If you’ve been following this blog for a while, you’ll know that one key ongoing performance issue I refer to is that created by costs associated with walking dense filesystems as part of backups.
One area that people sometimes don’t take into consideration is the implications of backing up filesystems that use HSM – Hierarchical Storage Management. In a HSM environment, files are migrated from primary to secondary (or even tertiary) storage based on age and access times. In order to make this seamless to the user, a small stub file with the same name is left behind on the filesystem. Therefore if a user attempts to access the file, they trigger a read from HSM storage.

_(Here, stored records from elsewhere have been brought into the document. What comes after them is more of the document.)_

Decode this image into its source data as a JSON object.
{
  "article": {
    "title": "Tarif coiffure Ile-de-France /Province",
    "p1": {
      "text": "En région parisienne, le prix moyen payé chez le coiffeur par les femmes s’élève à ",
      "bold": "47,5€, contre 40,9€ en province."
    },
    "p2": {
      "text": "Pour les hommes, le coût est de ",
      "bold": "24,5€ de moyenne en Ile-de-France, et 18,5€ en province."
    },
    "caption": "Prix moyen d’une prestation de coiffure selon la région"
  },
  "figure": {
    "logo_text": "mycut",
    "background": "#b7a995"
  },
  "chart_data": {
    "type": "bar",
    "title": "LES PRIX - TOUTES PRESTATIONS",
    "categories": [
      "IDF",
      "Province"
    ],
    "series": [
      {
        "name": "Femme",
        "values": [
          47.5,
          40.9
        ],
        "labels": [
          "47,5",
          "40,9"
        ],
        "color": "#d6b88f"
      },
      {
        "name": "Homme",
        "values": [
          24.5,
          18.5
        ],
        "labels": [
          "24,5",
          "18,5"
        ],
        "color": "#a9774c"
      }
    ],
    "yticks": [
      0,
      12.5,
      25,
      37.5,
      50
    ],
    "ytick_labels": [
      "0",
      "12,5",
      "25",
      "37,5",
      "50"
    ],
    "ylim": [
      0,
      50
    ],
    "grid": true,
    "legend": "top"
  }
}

So, in order to free up space (for more storage) on primary disk, big files are migrated, with tiny files being left behind. Over time, more big files are removed, and more tiny files left behind. You may understand where I’m heading now: this high number of little files can result in performance issues for the backup. Obviously, HSM systems are configured so that they recognise backup agents, and the stub is backed up rather than the original file being pulled back, so we’re not concerned about say, backing up 4TB for a 1TB filesystem with HSM; instead, our concern is that the cost of walking a big filesystem with an inordinately large number of small files will seriously impede the backup process.
If you’re planning HSM, think very carefully about how you’re going to backup the resulting filesystem.
(Coming soon: demonstrations of the impact of dense filesystems on backup performance.)
Hi
Could not agree more. Backing up file stubs is a royal pain.
Disk Extender and others (Storage Migrator etc) that “require” you to backup these stubs should reconsider how things are done.
Having worked with other HSM systems for a long time I know that there are other ways to accomplish this. Take SAM-FS (LSC|SUN|IBM?) for example.
Being a filesystem it has control of a lot of aspects that the HSM systems that are layered on top of another filesystem cannot have. Therefore doing backup of a SAM-FS filesystem is done by running the filesystem “dump” (actually samfsdump) command to do a backup. Send that dump to appropriate media, tape – NFS mount or whatever it is just a file. And not unreasonably large one at that. And quite fast.
So when HSM is “done right” it can actually work.
Preston, when you look into doing your demos, I’d be interested in your thoughts regarding the HSM implications for NDMP backups. We’re a Celerra shop doing NDMP backups and are close to implementing an archive solution with Centera and the Rainfinity FMA.